Parce que le reste de la concurrence n’impressionne pas non plus
Notre idée : Et si pas Froome, qui ? Les clients pour tenir trois semaines au niveau des Froome et Bardet ne sont pas nombreux. Nibali ? Pas d’équipe. Quintana ? On ne l’a pas vu de la saison. Porte ? Jamais tenu trois semaines.
L’avis de Steve Chainel : « Nibali est l’épouvantail du Tour »

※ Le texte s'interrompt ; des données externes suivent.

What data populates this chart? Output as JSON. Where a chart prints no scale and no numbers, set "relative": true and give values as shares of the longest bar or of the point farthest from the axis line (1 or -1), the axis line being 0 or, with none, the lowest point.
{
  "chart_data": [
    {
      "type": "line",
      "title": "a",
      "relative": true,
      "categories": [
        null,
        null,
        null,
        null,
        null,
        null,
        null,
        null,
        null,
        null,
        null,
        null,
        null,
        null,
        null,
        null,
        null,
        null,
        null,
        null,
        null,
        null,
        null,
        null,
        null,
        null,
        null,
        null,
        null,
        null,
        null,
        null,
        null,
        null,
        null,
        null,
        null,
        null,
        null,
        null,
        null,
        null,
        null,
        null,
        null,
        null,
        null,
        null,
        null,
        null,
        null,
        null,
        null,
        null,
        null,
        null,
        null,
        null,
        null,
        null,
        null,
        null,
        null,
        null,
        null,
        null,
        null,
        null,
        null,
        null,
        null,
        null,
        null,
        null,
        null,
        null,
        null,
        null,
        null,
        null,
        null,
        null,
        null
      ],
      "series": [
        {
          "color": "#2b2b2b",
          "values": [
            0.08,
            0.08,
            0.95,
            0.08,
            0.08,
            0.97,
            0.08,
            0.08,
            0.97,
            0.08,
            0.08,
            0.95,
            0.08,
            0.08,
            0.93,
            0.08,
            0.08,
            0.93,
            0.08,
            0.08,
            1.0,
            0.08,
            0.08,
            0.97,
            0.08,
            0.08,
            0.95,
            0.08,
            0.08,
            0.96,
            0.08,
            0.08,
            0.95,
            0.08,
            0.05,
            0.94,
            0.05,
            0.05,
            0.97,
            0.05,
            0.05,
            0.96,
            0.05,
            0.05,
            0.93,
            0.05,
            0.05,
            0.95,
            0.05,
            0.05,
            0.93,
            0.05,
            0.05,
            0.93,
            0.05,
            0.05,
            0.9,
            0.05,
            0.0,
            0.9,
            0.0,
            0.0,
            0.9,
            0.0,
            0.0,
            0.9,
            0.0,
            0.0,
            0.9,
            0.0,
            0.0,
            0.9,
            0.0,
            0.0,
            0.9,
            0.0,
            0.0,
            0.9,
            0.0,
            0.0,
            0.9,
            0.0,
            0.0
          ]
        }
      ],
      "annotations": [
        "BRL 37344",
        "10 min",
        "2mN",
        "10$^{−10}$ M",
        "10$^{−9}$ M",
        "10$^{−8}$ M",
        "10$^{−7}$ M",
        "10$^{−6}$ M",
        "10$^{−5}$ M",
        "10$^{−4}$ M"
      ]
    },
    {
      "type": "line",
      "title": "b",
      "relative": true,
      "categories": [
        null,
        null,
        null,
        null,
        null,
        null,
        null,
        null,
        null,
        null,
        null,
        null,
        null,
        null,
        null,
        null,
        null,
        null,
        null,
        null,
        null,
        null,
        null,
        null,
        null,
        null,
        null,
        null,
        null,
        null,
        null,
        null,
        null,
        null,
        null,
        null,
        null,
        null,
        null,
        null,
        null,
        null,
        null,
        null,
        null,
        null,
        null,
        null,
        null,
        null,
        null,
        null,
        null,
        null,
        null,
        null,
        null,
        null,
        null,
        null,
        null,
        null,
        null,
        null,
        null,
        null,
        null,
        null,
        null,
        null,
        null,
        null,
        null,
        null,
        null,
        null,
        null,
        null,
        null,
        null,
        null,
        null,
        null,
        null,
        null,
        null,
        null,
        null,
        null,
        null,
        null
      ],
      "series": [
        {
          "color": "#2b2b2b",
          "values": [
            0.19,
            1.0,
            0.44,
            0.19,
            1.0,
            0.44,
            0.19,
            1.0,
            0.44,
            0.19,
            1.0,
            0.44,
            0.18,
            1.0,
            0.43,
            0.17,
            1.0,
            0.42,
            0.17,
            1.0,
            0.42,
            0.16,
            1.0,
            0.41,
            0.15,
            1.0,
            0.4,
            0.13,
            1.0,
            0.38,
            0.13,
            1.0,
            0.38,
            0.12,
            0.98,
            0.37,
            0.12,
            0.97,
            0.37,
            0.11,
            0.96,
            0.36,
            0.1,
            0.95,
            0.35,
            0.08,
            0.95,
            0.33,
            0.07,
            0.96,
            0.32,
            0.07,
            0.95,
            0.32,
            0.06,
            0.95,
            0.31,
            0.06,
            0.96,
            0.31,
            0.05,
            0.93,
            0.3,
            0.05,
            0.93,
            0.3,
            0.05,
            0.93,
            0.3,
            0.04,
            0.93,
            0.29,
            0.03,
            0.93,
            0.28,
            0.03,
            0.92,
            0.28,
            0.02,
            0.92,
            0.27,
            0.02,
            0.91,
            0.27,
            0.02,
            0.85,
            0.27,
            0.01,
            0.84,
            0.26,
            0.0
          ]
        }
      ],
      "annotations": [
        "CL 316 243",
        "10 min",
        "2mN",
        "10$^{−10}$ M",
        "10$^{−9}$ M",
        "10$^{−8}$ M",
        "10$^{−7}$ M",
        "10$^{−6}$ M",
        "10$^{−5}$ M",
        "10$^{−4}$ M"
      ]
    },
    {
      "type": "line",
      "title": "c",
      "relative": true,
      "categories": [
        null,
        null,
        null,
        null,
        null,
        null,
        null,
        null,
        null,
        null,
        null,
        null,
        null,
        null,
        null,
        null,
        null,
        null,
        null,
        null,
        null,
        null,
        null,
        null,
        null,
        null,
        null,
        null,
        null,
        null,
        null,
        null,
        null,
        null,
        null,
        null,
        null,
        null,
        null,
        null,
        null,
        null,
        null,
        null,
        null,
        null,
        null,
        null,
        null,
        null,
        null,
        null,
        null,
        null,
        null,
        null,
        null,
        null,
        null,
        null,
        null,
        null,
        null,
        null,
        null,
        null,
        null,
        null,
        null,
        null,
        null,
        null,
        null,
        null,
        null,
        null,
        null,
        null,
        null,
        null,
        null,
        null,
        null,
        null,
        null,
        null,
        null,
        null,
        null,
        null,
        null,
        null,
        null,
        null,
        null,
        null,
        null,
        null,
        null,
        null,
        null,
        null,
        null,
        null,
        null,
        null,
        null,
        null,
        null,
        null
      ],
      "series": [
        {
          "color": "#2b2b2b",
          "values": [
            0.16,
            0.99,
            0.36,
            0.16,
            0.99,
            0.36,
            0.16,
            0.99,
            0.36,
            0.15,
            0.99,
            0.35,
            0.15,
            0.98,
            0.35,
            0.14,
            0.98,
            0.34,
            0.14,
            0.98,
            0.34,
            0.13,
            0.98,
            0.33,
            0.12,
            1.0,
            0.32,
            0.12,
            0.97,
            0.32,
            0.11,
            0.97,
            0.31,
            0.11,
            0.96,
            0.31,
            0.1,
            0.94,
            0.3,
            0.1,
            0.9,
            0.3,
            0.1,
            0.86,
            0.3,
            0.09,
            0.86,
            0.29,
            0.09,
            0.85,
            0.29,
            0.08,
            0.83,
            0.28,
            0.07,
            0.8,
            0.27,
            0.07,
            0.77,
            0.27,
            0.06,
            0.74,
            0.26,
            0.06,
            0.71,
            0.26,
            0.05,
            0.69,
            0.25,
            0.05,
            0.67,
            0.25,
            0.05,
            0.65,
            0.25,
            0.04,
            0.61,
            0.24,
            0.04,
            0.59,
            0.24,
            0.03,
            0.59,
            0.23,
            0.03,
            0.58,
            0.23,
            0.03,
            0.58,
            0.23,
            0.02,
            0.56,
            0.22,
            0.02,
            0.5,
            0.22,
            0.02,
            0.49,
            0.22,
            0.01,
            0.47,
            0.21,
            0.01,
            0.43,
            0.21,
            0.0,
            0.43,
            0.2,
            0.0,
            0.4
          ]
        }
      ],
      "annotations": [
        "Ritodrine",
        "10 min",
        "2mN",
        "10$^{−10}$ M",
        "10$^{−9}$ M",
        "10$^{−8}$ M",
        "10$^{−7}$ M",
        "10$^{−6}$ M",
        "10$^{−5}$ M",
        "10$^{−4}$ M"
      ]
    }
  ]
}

« Attention à Nibali. Tout le monde se dit qu’il n’a pas d’équipe, mais en fait la Bahrein avec les frères Izagirre en pleine forme, c’est solide. Et puis sur les pavés, c’est peut-être lui qui va profiter de la guéguerre. Il est tellement peu attendu qu’il sait exactement comment jouer sa carte. Et puis il sait se mettre des alliés de côté… Pour moi, il est l’épouvantail du Tour. Pour les autres… Quintana c’est l’année ou jamais. Il a essayé toutes les préparations possibles et inimaginables. Il a été discret toute la saison, pourquoi pas… Porte, c’est un peu comme Quintana. Et les autres (Mollema, Uran, Yates), c’est un cran en dessous ».
Parce que la pression médiatique sera sur les Bleus du foot
Notre idée : Démarrer le Tour sans être noyé dans l’enthousiasme médiatique et les espoirs, ça peut libérer d’un poids. Thibaut Pinot a souvent payé d’être le centre d’attention. Romain Bardet, lui, devrait être tranquille au moins jusqu’au début du Tour… Voire plus si les Bleus vont au bout de la Coupe du monde.
L’avis de Steve Chainel : « Ça ne change rien pour lui »
« Il est tellement pro dans sa com’… Les Français s’y sont mis, à l’instar des Anglais. Il est très bien guidé et est tellement intelligent qu’il contrôle tout. Romain est vraiment extérieur à la pression médiatique. Par exemple : sur Eurosport on ne peut pas avoir Romain sur le plateau des Rois de la Pédale pendant le Tour, alors que je le connais bien. Il a besoin d’être concentré les 21 jours. Coupe du monde ou pas, pour lui ça ne change rien. Pour Thibaut, effectivement, le discours aurait été contraire. »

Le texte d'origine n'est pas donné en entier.